I have learnt lots in this rotation alone. A+E is never-ending, and I enjoy the variety of cases that come in. I relish the adrenaline rush with the priority and resus cases which come in as well, but I admit, I get scared at times of not being able to cope during the immediate management itself. Or getting access. Or not giving the right treatment. But I manage. And I know that there is always someone to ask, somewhere around in the department. But I’m also afraid of being seen as incompetent at times. I don’t want to be known as the ‘doctor who is useless’, or my colleagues just shaking their heads when they hear my name, as I have seen with some other doctors. I want them to be able to trust in me, that I am safe, reliable, and good enough for my level, if not better.

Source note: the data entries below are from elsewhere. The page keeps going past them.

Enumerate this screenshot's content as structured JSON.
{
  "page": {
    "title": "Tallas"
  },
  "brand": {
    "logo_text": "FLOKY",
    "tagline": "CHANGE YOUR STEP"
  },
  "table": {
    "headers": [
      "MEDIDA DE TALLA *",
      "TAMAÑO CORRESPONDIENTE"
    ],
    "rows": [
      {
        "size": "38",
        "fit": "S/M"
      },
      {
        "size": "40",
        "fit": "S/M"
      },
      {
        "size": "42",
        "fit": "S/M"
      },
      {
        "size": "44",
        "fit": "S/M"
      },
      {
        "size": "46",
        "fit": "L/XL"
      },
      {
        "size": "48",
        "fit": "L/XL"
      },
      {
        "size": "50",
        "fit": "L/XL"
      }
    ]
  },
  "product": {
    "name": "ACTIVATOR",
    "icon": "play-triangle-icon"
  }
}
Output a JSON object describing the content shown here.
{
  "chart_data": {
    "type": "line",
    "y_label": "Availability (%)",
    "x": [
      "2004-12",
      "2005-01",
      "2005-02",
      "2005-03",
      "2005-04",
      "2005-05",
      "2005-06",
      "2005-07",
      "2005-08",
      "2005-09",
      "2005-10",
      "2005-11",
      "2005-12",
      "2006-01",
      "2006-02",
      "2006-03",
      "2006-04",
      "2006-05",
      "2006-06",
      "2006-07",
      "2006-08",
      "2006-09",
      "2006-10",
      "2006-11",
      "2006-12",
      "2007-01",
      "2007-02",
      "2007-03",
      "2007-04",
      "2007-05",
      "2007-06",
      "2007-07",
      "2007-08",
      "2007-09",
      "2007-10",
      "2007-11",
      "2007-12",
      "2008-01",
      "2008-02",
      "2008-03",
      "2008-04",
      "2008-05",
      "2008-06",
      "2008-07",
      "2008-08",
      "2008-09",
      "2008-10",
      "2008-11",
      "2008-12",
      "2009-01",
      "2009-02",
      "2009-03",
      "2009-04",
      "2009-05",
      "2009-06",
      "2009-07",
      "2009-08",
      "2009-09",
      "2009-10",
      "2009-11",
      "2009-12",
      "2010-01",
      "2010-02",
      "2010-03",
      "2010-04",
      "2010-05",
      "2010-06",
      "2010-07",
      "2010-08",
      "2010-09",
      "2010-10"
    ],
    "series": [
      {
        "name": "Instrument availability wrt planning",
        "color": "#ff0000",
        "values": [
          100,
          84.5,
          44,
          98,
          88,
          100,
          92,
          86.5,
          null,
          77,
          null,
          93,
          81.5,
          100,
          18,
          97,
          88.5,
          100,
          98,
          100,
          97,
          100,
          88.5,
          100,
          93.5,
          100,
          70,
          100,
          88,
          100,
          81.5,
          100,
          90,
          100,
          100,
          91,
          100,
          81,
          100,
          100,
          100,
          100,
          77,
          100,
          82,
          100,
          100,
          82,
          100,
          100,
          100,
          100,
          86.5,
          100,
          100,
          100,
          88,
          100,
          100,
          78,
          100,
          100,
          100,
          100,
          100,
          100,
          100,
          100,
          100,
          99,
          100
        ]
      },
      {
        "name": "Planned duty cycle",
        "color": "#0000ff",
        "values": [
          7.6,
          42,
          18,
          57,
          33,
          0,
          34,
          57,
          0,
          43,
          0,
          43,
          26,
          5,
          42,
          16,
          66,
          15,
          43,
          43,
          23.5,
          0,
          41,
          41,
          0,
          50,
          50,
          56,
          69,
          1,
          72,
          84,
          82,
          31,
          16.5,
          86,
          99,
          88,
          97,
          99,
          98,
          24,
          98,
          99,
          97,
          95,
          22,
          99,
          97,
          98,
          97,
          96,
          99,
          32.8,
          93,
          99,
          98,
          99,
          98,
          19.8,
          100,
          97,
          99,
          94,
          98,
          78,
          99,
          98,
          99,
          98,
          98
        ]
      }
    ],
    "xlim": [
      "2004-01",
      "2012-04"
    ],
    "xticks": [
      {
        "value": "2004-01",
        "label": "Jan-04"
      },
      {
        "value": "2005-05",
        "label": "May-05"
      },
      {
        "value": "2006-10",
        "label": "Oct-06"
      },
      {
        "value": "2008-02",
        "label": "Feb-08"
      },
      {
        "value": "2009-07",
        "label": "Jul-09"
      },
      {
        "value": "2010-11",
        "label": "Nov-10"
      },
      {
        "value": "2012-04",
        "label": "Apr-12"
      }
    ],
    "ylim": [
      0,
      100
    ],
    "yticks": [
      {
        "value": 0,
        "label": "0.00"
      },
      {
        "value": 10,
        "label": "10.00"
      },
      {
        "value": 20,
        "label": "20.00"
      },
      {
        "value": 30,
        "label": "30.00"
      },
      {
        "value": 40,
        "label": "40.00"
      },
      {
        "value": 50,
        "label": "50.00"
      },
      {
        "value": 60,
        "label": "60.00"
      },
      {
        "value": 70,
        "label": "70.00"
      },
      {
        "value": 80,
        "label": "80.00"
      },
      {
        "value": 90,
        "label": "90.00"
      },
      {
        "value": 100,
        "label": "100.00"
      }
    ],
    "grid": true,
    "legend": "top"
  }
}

Moreover, I have learnt that I work too hard at times, even continuously, and initially, forgetting to take my breaks. Until my regs order me to. And I think that is good. Those breaks are life-saving, if not, I feel so burnt out after a shift that I do not have the energy to do anything after that, and just crash at home. Then go back into work the next day. It is not healthy. And I have changed that. It is good that I have really good SHOs in the departments, who have done a variety of placements, and that vast experience pooled together, has helped in discussion of cases, and learning more about the management, and interacting with other colleagues, and having fun at the same time! This is with the nurses as well, and I get along well with most of them, even having a laugh at times!